Lenders typically require a good credit score, generally above 620, but this can vary.
What are the financial requirements and criteria for construction loan approval?
In addition to a good credit score, you will need to demonstrate stable income, a low debt-to-income ratio, and sufficient savings for a down payment.
What should I do if my construction project exceeds the initial budget?
Communicate with your lender immediately to discuss possible solutions, such as increasing the loan amount or using personal savings.
How can I plan for potential cost overruns in my construction loan?
Include a contingency fund in your budget and regularly review your expenses to stay within budget.
What are some common unexpected expenses in construction projects?
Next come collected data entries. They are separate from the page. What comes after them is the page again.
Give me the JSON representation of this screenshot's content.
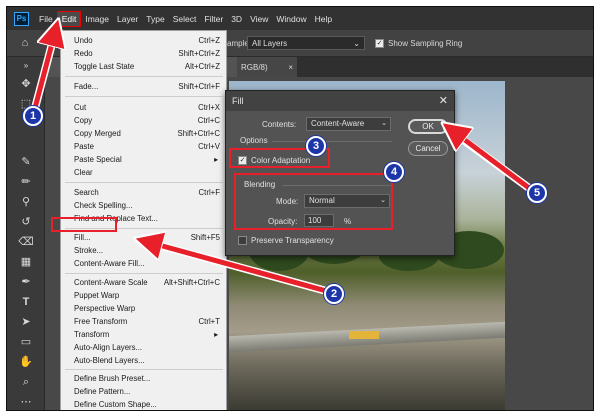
{
  "menubar": {
    "logo": "Ps",
    "items": [
      "File",
      "Edit",
      "Image",
      "Layer",
      "Type",
      "Select",
      "Filter",
      "3D",
      "View",
      "Window",
      "Help"
    ]
  },
  "options_bar": {
    "sample_label": "ample:",
    "sample_value": "All Layers",
    "sampling_ring_label": "Show Sampling Ring",
    "sampling_ring_checked": true
  },
  "document_tab": {
    "label": "RGB/8)"
  },
  "edit_menu": {
    "items": [
      {
        "label": "Undo",
        "shortcut": "Ctrl+Z"
      },
      {
        "label": "Redo",
        "shortcut": "Shift+Ctrl+Z"
      },
      {
        "label": "Toggle Last State",
        "shortcut": "Alt+Ctrl+Z"
      },
      {
        "label": "Fade...",
        "shortcut": "Shift+Ctrl+F"
      },
      {
        "label": "Cut",
        "shortcut": "Ctrl+X"
      },
      {
        "label": "Copy",
        "shortcut": "Ctrl+C"
      },
      {
        "label": "Copy Merged",
        "shortcut": "Shift+Ctrl+C"
      },
      {
        "label": "Paste",
        "shortcut": "Ctrl+V"
      },
      {
        "label": "Paste Special",
        "shortcut": ""
      },
      {
        "label": "Clear",
        "shortcut": ""
      },
      {
        "label": "Search",
        "shortcut": "Ctrl+F"
      },
      {
        "label": "Check Spelling...",
        "shortcut": ""
      },
      {
        "label": "Find and Replace Text...",
        "shortcut": ""
      },
      {
        "label": "Fill...",
        "shortcut": "Shift+F5"
      },
      {
        "label": "Stroke...",
        "shortcut": ""
      },
      {
        "label": "Content-Aware Fill...",
        "shortcut": ""
      },
      {
        "label": "Content-Aware Scale",
        "shortcut": "Alt+Shift+Ctrl+C"
      },
      {
        "label": "Puppet Warp",
        "shortcut": ""
      },
      {
        "label": "Perspective Warp",
        "shortcut": ""
      },
      {
        "label": "Free Transform",
        "shortcut": "Ctrl+T"
      },
      {
        "label": "Transform",
        "shortcut": ""
      },
      {
        "label": "Auto-Align Layers...",
        "shortcut": ""
      },
      {
        "label": "Auto-Blend Layers...",
        "shortcut": ""
      },
      {
        "label": "Define Brush Preset...",
        "shortcut": ""
      },
      {
        "label": "Define Pattern...",
        "shortcut": ""
      },
      {
        "label": "Define Custom Shape...",
        "shortcut": ""
      }
    ]
  },
  "fill_dialog": {
    "title": "Fill",
    "close": "✕",
    "contents_label": "Contents:",
    "contents_value": "Content-Aware",
    "options_label": "Options",
    "color_adaptation_label": "Color Adaptation",
    "color_adaptation_checked": true,
    "blending_label": "Blending",
    "mode_label": "Mode:",
    "mode_value": "Normal",
    "opacity_label": "Opacity:",
    "opacity_value": "100",
    "opacity_unit": "%",
    "preserve_transparency_label": "Preserve Transparency",
    "preserve_transparency_checked": false,
    "ok_label": "OK",
    "cancel_label": "Cancel"
  },
  "callouts": [
    "1",
    "2",
    "3",
    "4",
    "5"
  ],
  "colors": {
    "annotation_red": "#e8202a",
    "badge_blue": "#1c35a8",
    "menu_bg": "#f0f0f0",
    "ui_dark": "#535353"
  }
}
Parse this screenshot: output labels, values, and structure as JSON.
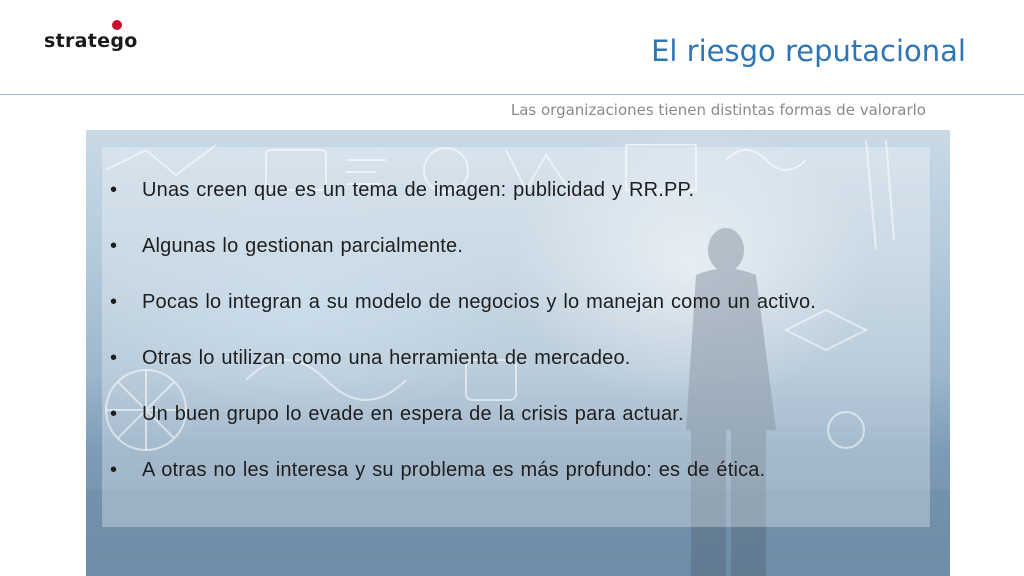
{
  "logo": {
    "text": "stratego"
  },
  "header": {
    "title": "El riesgo reputacional",
    "subtitle": "Las organizaciones tienen distintas formas de valorarlo"
  },
  "bullet_glyph": "•",
  "bullets": [
    "Unas creen que es un tema de imagen: publicidad y RR.PP.",
    "Algunas lo gestionan parcialmente.",
    "Pocas lo integran a su modelo de negocios y lo manejan como un activo.",
    "Otras lo utilizan como una herramienta de mercadeo.",
    "Un buen grupo lo evade en espera de la crisis para actuar.",
    "A otras no les interesa y su problema es más profundo: es de ética."
  ],
  "colors": {
    "title": "#2e75b6",
    "rule": "#9dc3e6",
    "subtitle": "#8a8a8a",
    "logo_accent": "#c8102e",
    "body_text": "#1e1e1e"
  }
}
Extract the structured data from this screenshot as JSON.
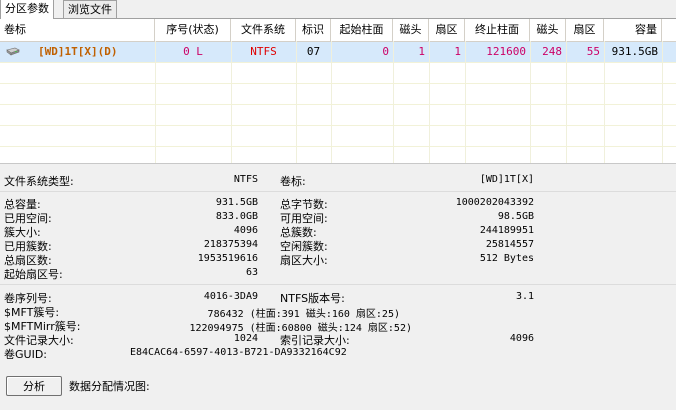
{
  "tabs": [
    "分区参数",
    "浏览文件"
  ],
  "table": {
    "headers": [
      "卷标",
      "序号(状态)",
      "文件系统",
      "标识",
      "起始柱面",
      "磁头",
      "扇区",
      "终止柱面",
      "磁头",
      "扇区",
      "容量"
    ],
    "row": {
      "label": "[WD]1T[X](D)",
      "index_status": "0 L",
      "fs": "NTFS",
      "id": "07",
      "start_cyl": "0",
      "start_head": "1",
      "start_sec": "1",
      "end_cyl": "121600",
      "end_head": "248",
      "end_sec": "55",
      "capacity": "931.5GB"
    }
  },
  "info": {
    "fs_type_label": "文件系统类型:",
    "fs_type": "NTFS",
    "vol_label_label": "卷标:",
    "vol_label": "[WD]1T[X]",
    "total_cap_label": "总容量:",
    "total_cap": "931.5GB",
    "total_bytes_label": "总字节数:",
    "total_bytes": "1000202043392",
    "used_label": "已用空间:",
    "used": "833.0GB",
    "free_label": "可用空间:",
    "free": "98.5GB",
    "cluster_size_label": "簇大小:",
    "cluster_size": "4096",
    "total_clusters_label": "总簇数:",
    "total_clusters": "244189951",
    "used_clusters_label": "已用簇数:",
    "used_clusters": "218375394",
    "free_clusters_label": "空闲簇数:",
    "free_clusters": "25814557",
    "total_sectors_label": "总扇区数:",
    "total_sectors": "1953519616",
    "sector_size_label": "扇区大小:",
    "sector_size": "512 Bytes",
    "start_sector_label": "起始扇区号:",
    "start_sector": "63",
    "serial_label": "卷序列号:",
    "serial": "4016-3DA9",
    "ntfs_ver_label": "NTFS版本号:",
    "ntfs_ver": "3.1",
    "mft_label": "$MFT簇号:",
    "mft": "786432 (柱面:391 磁头:160 扇区:25)",
    "mftmirr_label": "$MFTMirr簇号:",
    "mftmirr": "122094975 (柱面:60800 磁头:124 扇区:52)",
    "file_rec_label": "文件记录大小:",
    "file_rec": "1024",
    "index_rec_label": "索引记录大小:",
    "index_rec": "4096",
    "guid_label": "卷GUID:",
    "guid": "E84CAC64-6597-4013-B721-DA9332164C92"
  },
  "analyze_button": "分析",
  "distribution_label": "数据分配情况图:",
  "colors": {
    "pink": "#cc0066",
    "red": "#e00000",
    "selection": "#d6e9fb",
    "orange": "#c06000"
  }
}
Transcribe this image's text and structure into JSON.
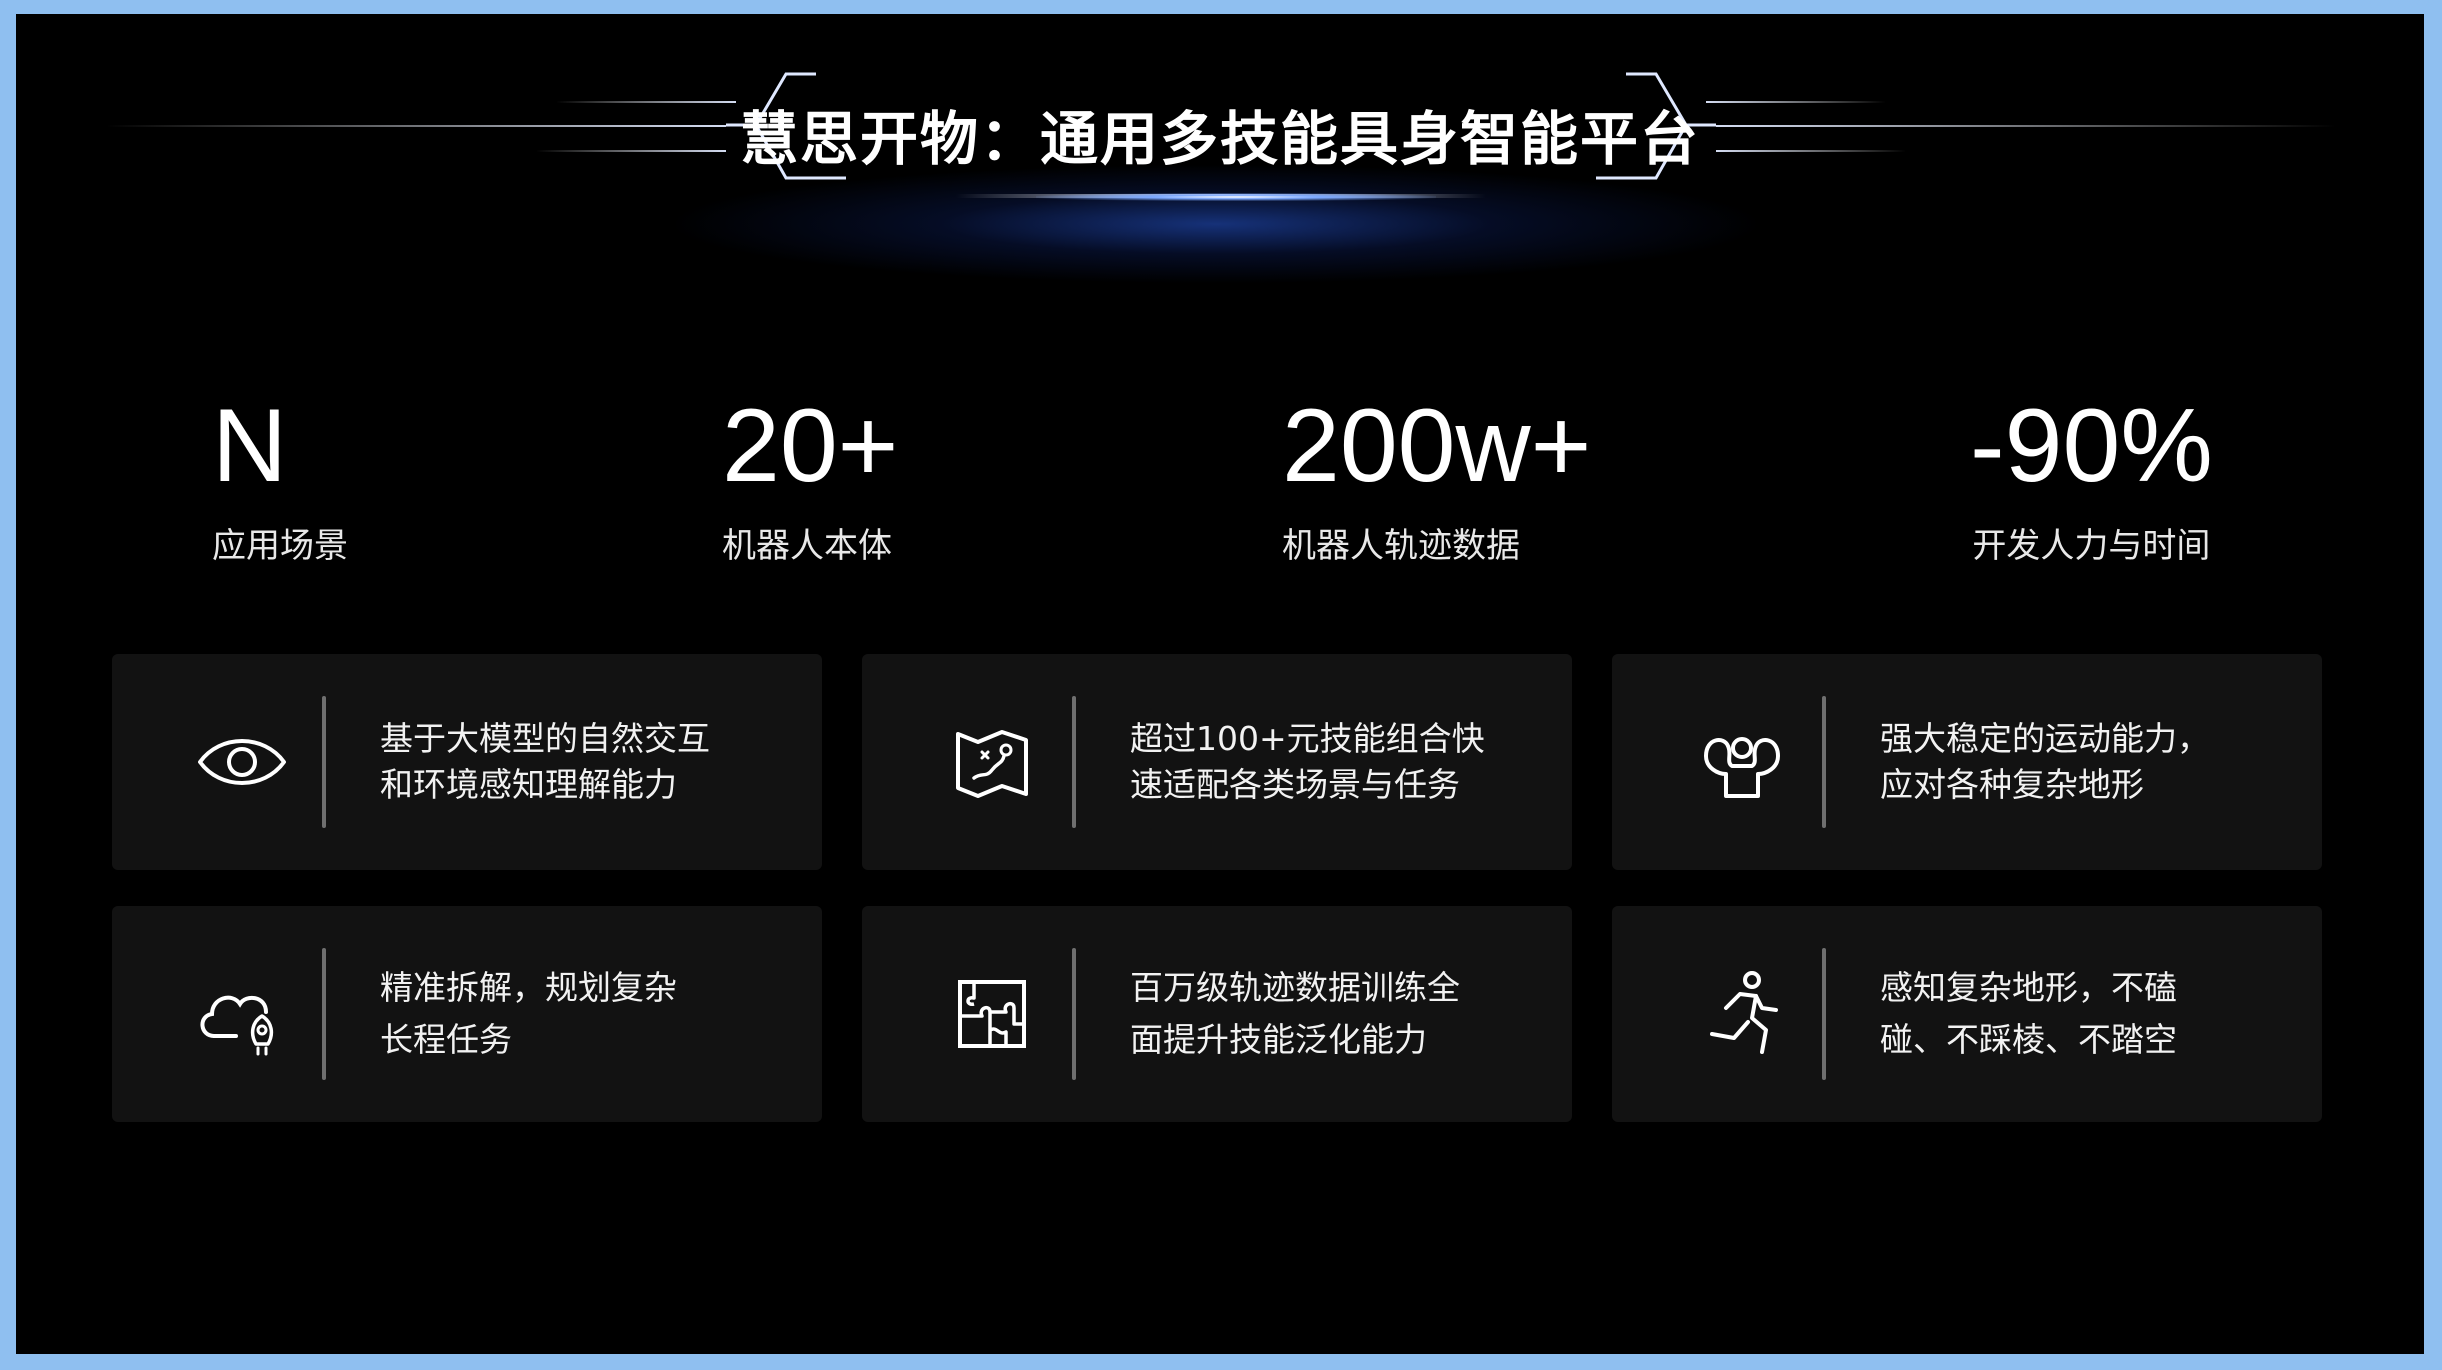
{
  "title": "慧思开物：通用多技能具身智能平台",
  "stats": [
    {
      "value": "N",
      "label": "应用场景"
    },
    {
      "value": "20+",
      "label": "机器人本体"
    },
    {
      "value": "200w+",
      "label": "机器人轨迹数据"
    },
    {
      "value": "-90%",
      "label": "开发人力与时间"
    }
  ],
  "cards": [
    {
      "icon": "eye-icon",
      "line1": "基于大模型的自然交互",
      "line2": "和环境感知理解能力"
    },
    {
      "icon": "map-icon",
      "line1": "超过100+元技能组合快",
      "line2": "速适配各类场景与任务"
    },
    {
      "icon": "strong-arm-icon",
      "line1": "强大稳定的运动能力，",
      "line2": "应对各种复杂地形"
    },
    {
      "icon": "cloud-rocket-icon",
      "line1": "精准拆解，规划复杂",
      "line2": "长程任务"
    },
    {
      "icon": "puzzle-icon",
      "line1": "百万级轨迹数据训练全",
      "line2": "面提升技能泛化能力"
    },
    {
      "icon": "running-person-icon",
      "line1": "感知复杂地形，不磕",
      "line2": "碰、不踩棱、不踏空"
    }
  ],
  "colors": {
    "background": "#000000",
    "card": "#121212",
    "frame": "#8fbff0",
    "glow": "#2f5fe0"
  }
}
These can include material price increases, unforeseen site conditions, and changes in project scope.
How can I prepare for unforeseen costs during construction?
Set aside a contingency fund and keep an open line of communication with your builder and lender.
How does the drawdown process work in a construction loan?
Funds are released in stages, corresponding to the completion of predetermined milestones in the construction process.
What steps do I need to follow to access funds during the construction phase?
Request an inspection to verify completed work and submit a drawdown request to your lender.
How are interest rates determined for construction loans?
Interest rates are typically higher than standard home loans and are determined based on your creditworthiness and market conditions.
Can I lock in an interest rate for my construction loan, and how does it work?
Some lenders offer rate lock options to protect against rate increases during the construction period. Discuss this with your lender.
How can I ensure good communication with my lender during the construction process?
Maintain regular updates and promptly address any issues or changes in the construction plan.
What should I do if there is a communication breakdown with my lender?
Seek to resolve the issue through direct contact first. If unresolved, consider involving a third-party mediator.
How can I avoid conflicts with my builder during the construction project?
Clearly define project expectations, maintain open communication, and ensure a detailed contract is in place.
What are the best practices for aligning expectations with builders regarding timelines and quality?
Regularly review progress against the timeline, address any concerns promptly, and ensure the contract includes specific quality standards.